Palm oil smallholders and land-use change in Indonesia and Malaysia
Implications for the EU delegated act of the recast Renewable Energy Directive
Lately, the rhetoric has been heating up between the EU and palm oil-producing states like Malaysia and Indonesia. There is even talk of a "trade war", "neo-colonialism", a boycott of the EU and claims of willful EU impoverishment of large swathes of those countries’ populations.
As the EU is wrapping up its process of revising its Renewable Energy Directive (RED II), Malaysia and Indonesia have launched a fierce campaign against EU proposals to reduce incentives to use palm oil-based biofuels under RED II. The main argument is that numerous palm oil smallholders would be thrown into poverty were such proposals to be enacted.

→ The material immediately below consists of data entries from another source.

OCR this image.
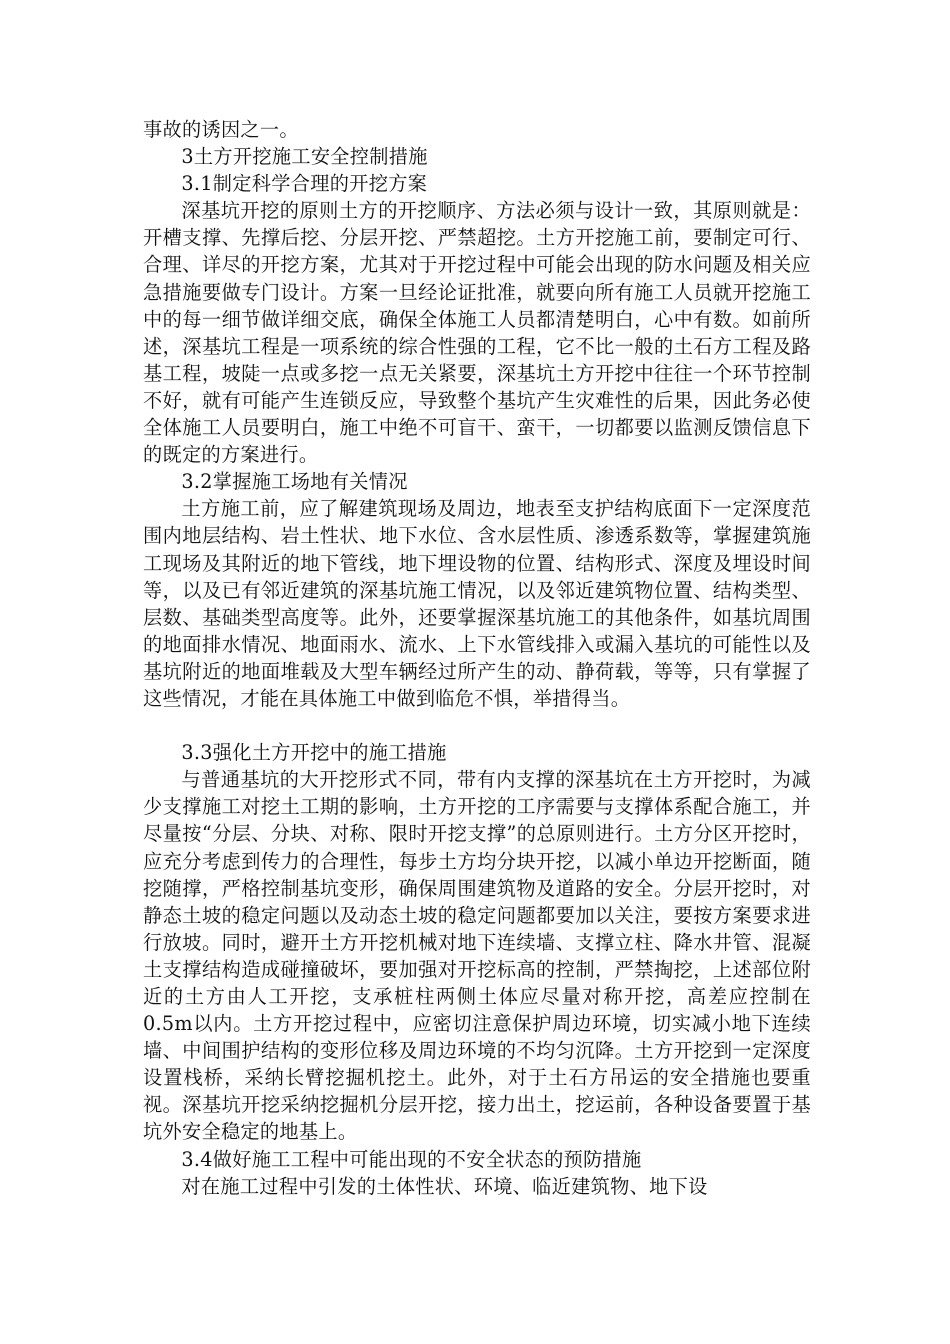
事故的诱因之一。

3土方开挖施工安全控制措施

3.1制定科学合理的开挖方案

深基坑开挖的原则土方的开挖顺序、方法必须与设计一致，其原则就是：开槽支撑、先撑后挖、分层开挖、严禁超挖。土方开挖施工前，要制定可行、合理、详尽的开挖方案，尤其对于开挖过程中可能会出现的防水问题及相关应急措施要做专门设计。方案一旦经论证批准，就要向所有施工人员就开挖施工中的每一细节做详细交底，确保全体施工人员都清楚明白，心中有数。如前所述，深基坑工程是一项系统的综合性强的工程，它不比一般的土石方工程及路基工程，坡陡一点或多挖一点无关紧要，深基坑土方开挖中往往一个环节控制不好，就有可能产生连锁反应，导致整个基坑产生灾难性的后果，因此务必使全体施工人员要明白，施工中绝不可盲干、蛮干，一切都要以监测反馈信息下的既定的方案进行。

3.2掌握施工场地有关情况

土方施工前，应了解建筑现场及周边，地表至支护结构底面下一定深度范围内地层结构、岩土性状、地下水位、含水层性质、渗透系数等，掌握建筑施工现场及其附近的地下管线，地下埋设物的位置、结构形式、深度及埋设时间等，以及已有邻近建筑的深基坑施工情况，以及邻近建筑物位置、结构类型、层数、基础类型高度等。此外，还要掌握深基坑施工的其他条件，如基坑周围的地面排水情况、地面雨水、流水、上下水管线排入或漏入基坑的可能性以及基坑附近的地面堆载及大型车辆经过所产生的动、静荷载，等等，只有掌握了这些情况，才能在具体施工中做到临危不惧，举措得当。

3.3强化土方开挖中的施工措施

与普通基坑的大开挖形式不同，带有内支撑的深基坑在土方开挖时，为减少支撑施工对挖土工期的影响，土方开挖的工序需要与支撑体系配合施工，并尽量按“分层、分块、对称、限时开挖支撑”的总原则进行。土方分区开挖时，应充分考虑到传力的合理性，每步土方均分块开挖，以减小单边开挖断面，随挖随撑，严格控制基坑变形，确保周围建筑物及道路的安全。分层开挖时，对静态土坡的稳定问题以及动态土坡的稳定问题都要加以关注，要按方案要求进行放坡。同时，避开土方开挖机械对地下连续墙、支撑立柱、降水井管、混凝土支撑结构造成碰撞破坏，要加强对开挖标高的控制，严禁掏挖，上述部位附近的土方由人工开挖，支承桩柱两侧土体应尽量对称开挖，高差应控制在0.5m以内。土方开挖过程中，应密切注意保护周边环境，切实减小地下连续墙、中间围护结构的变形位移及周边环境的不均匀沉降。土方开挖到一定深度设置栈桥，采纳长臂挖掘机挖土。此外，对于土石方吊运的安全措施也要重视。深基坑开挖采纳挖掘机分层开挖，接力出土，挖运前，各种设备要置于基坑外安全稳定的地基上。

3.4做好施工工程中可能出现的不安全状态的预防措施

对在施工过程中引发的土体性状、环境、临近建筑物、地下设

The European Commission has in a draft act, which was released last month and will be finalised this spring, largely given in to this pressure from Indonesia and Malaysia. Despite the fact that the Commission documents that palm oil production is endemically associated with deforestation and therefore classifies it as ‘high risk’, it proposes loopholes in its legislation that would subsidise potentially large volumes of palm oil on the European biofuel market. One of the proposals is that biofuels based on palm oil produced by so-called “independent smallholders” can be certified as “low risk” and therefore qualify for continued subsidisation.
Rainforest Foundation Norway has therefore commissioned a report to review the current research evidence on independent smallholders in Indonesia and Malaysia. It focuses on the challenges in defining and counting different types of smallholders, the difficulties in certifying smallholders, the role of smallholders in frontier expansion and land-use change, and the relationship between palm oil development and rural poverty reduction. The implications of these issues are identified together with policy recommendations for the delegated act.